Arc lock & Axis lock are the same?

Sep 29, 2005
Hey guys, i know this question might be asked before, but somehow i try to search thread engine it doesn't pop any result. Maybe due to limited access membership.

Is SOG Arc lock = Axis lock? are they the same locking system with different name?

I have so many BM knife, frame lock, mono lock, liner lock.....i just don't have all time famous Axis lock. That is weird...for most people prob. Axis lock is the first to own. now i have meantion it.......makes me think...maybe i need a new knife. :D
Sep 22, 2002
The Arc lock and the Axis locks are not the same. Similar, quite possibly - but not similar enough to create a patent problem. Technically, the Axis lock has a bar which moves freely in a slot, whereas the Arc lock's pin is anchored to a small bar, which is in turn anchored to the handle, allowing the bar to move in an arc within its slot - hence the name. Both systems have three points of contact on the blade tang when open - the pivot pin, the stop pin, and the locking pin.

They're both pretty cool. Now that you know they're different, you have to get examples of both.
May 2, 2003
Can you flip open an Arc lock like you can with the Axis lock? I'm thinking about getting the Trident folder and I would really like that feature.
Dec 27, 2003
Yes you can very easily flip the arc lock open and closed.

But the SOG Trident is an assisted opener, so it is entirely different in opening and closing than the arc lock.

I hope I understood you correctly................. :D

Robbie Roberson ;)
Dec 27, 2004
Comparing an Axis lock (one of the dozen of so Benchmades I have... yeah, I know, i have a problem!) and the SOG Arc Lock (on a Scuptura I picked up a while ago), I can see some major differences.

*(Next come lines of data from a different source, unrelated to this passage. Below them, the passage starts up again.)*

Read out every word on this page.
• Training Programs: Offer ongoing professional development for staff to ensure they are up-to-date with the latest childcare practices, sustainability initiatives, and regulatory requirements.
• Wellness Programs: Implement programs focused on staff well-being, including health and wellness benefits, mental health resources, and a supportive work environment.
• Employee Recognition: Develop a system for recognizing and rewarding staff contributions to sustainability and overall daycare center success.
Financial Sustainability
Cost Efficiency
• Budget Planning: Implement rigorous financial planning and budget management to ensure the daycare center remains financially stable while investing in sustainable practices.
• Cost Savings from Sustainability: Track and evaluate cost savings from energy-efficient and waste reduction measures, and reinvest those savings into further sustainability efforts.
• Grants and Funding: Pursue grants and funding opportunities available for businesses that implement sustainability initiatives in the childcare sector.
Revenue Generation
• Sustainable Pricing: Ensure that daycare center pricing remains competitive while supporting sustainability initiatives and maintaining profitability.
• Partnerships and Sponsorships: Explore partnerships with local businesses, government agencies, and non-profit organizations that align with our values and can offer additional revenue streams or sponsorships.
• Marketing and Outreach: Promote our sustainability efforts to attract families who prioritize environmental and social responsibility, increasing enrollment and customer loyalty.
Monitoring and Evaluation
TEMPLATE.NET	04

Seems to me the Arc Lock was an attempt to steer around Benchmade's patents. The basic concept is identical: a heavy locking pin wedges between slots in the liners, and the tang of the blade. The difference is, the Arc Lock swings the locking pin in, well, an arc, on a couple of short swing arms. Problem is, those swing arms take up a lot of vertical space; the Axis Lock doesn't have the arms, so it's much more compact.

Cold Steel has another variation on the same theme, too. In their lock, the axi... er, "lock pin" wedges between the liner slots and the blade tang, but with in the CS design, there's a "track" cut in an oversize blade tang, that the lock pin travels through, from full-closed to full-open. Like the SOG version, it's only suitable for large blade tangs and handles, that provide the extra vertical room.

(I've heard it postulated that the Cold Steel lock is less succeptible to dirt and such, because of the enclosed lock pin track; but I disagree. The slots in the liners let in plenty of crap by themselves.)